Das Gerücht, dass man Herpes bekommt, wenn man sich vor etwas ekelt ist den meisten bekannt. Aber was ist wirklich dran an diesem Gerücht? Das Wort Herpes stammt aus dem Griechischen (herpein : kriechen) und bezeichnet eine Infektionskrankheit, welche durch Viren hervorgerufen wird.

Verbreitung

Herpes wird durch Tröpfchen- und Schmierinfektionen übertragen, die bereits im Kindesalter erfolgen können (Mutter-Kind-Kontakt). Der Virus gelangt über die Mundschleimhaut in den Körper.
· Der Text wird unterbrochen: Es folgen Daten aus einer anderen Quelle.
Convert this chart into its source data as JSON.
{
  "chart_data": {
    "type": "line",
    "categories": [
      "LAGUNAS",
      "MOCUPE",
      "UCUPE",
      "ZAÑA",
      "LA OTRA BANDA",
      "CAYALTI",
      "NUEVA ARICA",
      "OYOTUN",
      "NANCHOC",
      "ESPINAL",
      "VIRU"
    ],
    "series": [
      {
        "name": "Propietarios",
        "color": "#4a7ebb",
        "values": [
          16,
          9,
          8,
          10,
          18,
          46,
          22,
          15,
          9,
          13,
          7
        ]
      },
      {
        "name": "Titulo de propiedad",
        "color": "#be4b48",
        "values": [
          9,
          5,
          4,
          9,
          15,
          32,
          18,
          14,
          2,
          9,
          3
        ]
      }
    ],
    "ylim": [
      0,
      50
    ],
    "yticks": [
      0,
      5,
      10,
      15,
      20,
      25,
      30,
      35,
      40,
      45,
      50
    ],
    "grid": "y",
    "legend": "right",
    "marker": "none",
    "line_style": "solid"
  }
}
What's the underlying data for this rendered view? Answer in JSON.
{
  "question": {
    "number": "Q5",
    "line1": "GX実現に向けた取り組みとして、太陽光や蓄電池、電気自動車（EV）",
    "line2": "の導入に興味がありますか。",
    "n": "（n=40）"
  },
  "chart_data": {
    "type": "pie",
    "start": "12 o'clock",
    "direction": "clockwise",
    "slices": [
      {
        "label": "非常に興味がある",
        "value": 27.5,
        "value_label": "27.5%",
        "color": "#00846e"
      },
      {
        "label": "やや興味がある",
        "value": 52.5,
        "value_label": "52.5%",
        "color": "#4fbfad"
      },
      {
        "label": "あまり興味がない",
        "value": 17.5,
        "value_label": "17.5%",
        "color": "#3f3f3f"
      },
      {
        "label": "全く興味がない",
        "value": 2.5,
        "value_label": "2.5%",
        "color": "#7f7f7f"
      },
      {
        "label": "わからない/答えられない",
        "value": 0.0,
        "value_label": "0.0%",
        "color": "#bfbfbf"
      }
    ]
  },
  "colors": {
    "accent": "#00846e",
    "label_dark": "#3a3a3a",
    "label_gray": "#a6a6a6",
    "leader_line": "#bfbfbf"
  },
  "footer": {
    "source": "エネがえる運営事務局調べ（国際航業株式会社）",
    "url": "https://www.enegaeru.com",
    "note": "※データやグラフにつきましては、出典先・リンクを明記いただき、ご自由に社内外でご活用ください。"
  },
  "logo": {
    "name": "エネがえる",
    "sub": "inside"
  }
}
Einmal infiziert, für immer infiziert

98% der Bevölkerung tragen das Herpes Virus in sich – das Virus ruht inaktiv in den Nervenbahnen. Wenn das Immunsystem jedoch geschwächt wird, wird auch das Virus wieder aktiv. Auslöser sind Stress, Ekel, Angst, fieberhafte Infekte, mechanische Reizung oder Klimawechsel. Also stimmt es tatsächlich: Wer das Virus in sich trägt und sich vor etwas ekelt kann tatsächlich Herpes bekommen.

Wie äußert sich Herpes?

Beim Durchbruch von Herpes spannt, juckt, brennt und kribbelt die Haut schon Stunden vorher. Nach 1-2 Tagen bricht das Lippenherpes (Herpes Simplex Labialis) mit den typisch gefüllten Bläschen in Gruppen aus und trocknet in der Regel nach 3-10 Tagen zu gelblichen Krusten. Das Immunsystem eliminiert die Viren, die übrig gebliebenen Viren ruhen und warten auf eine andere Möglichkeit auszubrechen.